For NHS trust and ICB leaders, the next phase of reform is a very real management challenge, not a policy debate.
There's an expectation that care will move closer to people's homes. Services need to be co-ordinated across organisational boundaries, and at the same time, leaders are under pressure to improve productivity, protect staff time and use data better. These goals will not be delivered by front-line efforts alone. Instead they depend on the operational systems around care: finance, procurement, payroll, workforce administration and the data that connects them all.
When these systems are not working well, everyone notices. Staff navigate workarounds and spend more time away from patients while leaders struggle to see what is happening across providers. This means that decisions are at risk of being made with only partial information.
The question is what operational support gives local decision-makers the headroom to lead well.
The 80/20 principle
Shared operational services are sometimes mischaracterised as a move towards uniformity, but that is not what the evidence - or our own experience - suggests.
Clinical judgement, community relationships and local service priorities must remain local, but many of the operational processes behind care look very similar across all NHS organisations. Paying suppliers, processing invoices, managing payroll, ordering common goods; these should not need to be redesigned separately in every trust.

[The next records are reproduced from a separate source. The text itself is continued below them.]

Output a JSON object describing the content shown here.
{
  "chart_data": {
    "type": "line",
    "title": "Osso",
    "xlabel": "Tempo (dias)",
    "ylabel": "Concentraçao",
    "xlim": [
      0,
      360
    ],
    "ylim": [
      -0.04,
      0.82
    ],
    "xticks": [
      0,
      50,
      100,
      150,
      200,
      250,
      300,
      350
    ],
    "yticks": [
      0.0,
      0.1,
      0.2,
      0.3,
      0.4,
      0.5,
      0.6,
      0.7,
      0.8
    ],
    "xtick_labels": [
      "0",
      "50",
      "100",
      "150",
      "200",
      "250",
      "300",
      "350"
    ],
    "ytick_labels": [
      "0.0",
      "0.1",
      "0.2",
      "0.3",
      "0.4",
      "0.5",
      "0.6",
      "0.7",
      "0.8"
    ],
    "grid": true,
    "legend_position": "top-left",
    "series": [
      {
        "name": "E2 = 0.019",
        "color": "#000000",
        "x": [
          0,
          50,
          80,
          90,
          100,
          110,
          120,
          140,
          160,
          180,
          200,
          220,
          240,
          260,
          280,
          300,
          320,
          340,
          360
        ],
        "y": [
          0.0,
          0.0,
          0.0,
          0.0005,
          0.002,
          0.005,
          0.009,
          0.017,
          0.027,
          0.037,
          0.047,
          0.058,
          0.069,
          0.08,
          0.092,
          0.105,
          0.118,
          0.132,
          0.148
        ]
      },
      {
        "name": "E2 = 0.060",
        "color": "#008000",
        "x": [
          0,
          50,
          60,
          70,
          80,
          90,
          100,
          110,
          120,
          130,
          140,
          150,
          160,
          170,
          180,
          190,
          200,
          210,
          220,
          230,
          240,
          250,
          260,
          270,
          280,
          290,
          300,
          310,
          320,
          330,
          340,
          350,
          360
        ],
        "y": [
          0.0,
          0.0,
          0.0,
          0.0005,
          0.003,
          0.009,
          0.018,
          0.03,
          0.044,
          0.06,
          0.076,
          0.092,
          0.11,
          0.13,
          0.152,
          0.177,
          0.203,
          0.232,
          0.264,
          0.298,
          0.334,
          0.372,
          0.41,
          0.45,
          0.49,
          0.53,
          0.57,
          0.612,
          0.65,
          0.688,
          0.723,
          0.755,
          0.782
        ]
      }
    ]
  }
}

We can usefully apply the pareto principle here, in that most organisations are 20% special and 80% standard. The special part deserves protection, while the 80% benefits from being shared. A consistent operational layer provides local leaders with reliable platforms, comparable data and less duplication, so they can focus on care rather than administration.
What the evidence shows
There is evidence from within the NHS that better operational foundations release real capacity and create efficiencies.
For example, at Central and North West London NHS Foundation Trust, automating a single consent process freed 56 clinical hours a day for patient care. The lesson learned is that the gain came not from technology alone, but from first redesigning a repetitive process and then applying automation to reduce the administrative burden.
The same principle applies to workforce data. In one NHS organisation, analytics predicted staff attrition with 95% accuracy, months before the pressure would have shown up in waiting times. In this way, operational data, when it flows properly, can function as an early warning system, but only if it is consistent and timely enough to act on. For senior non-clinical leaders, operational data should not be a retrospective reporting burden. It should be a live management asset.
Technology is not the starting point
Technology only delivers when the underlying workflow is understood - and sometimes redesigned - first.
Too often, organisations procure a system before fully defining the problem. That risks digitising a broken process rather than fixing it. The better sequence is to:
- understand the operational problem
- involve the people who use the process every day
- redesign the workflow
- then procure and implement technology around it
- keep improving after go-live.
A leadership issue, not a back-office issue
At NHS SBS, we are part of the operational fabric the report describes. We have learned from what has worked and, equally, from what has not. We offer our recommendations in that spirit - grounded in evidence, but shaped just as much by experience.
For boards and system leaders, there's an important shift in mindset to be made. While back and middle-office systems might be seen as less important, they should be treated as core infrastructure. In some instances, this means embracing a willingness to collaborate and building governance structures that make this more straightforward.
The key questions to ask are: where are we solving the same problem independently across multiple organisations and which processes need local variation, and which do not? Within the NHS, proven shared platforms already exist. When adopted well and given time to bed in, there is real evidence of benefits that flow directly to the workforce and patients. The task is to deliberately extend what works with local leaders, shaping how services evolve rather than allowing fragmentation to continue by default.
When operational systems work well, they fade into the background. Staff stop battling the process. Leaders get clearer information and time is released for the work that matters most, including patient care.
Shared operational foundations are not a substitute for local judgement. They are what give local judgement the space to be exercised properly.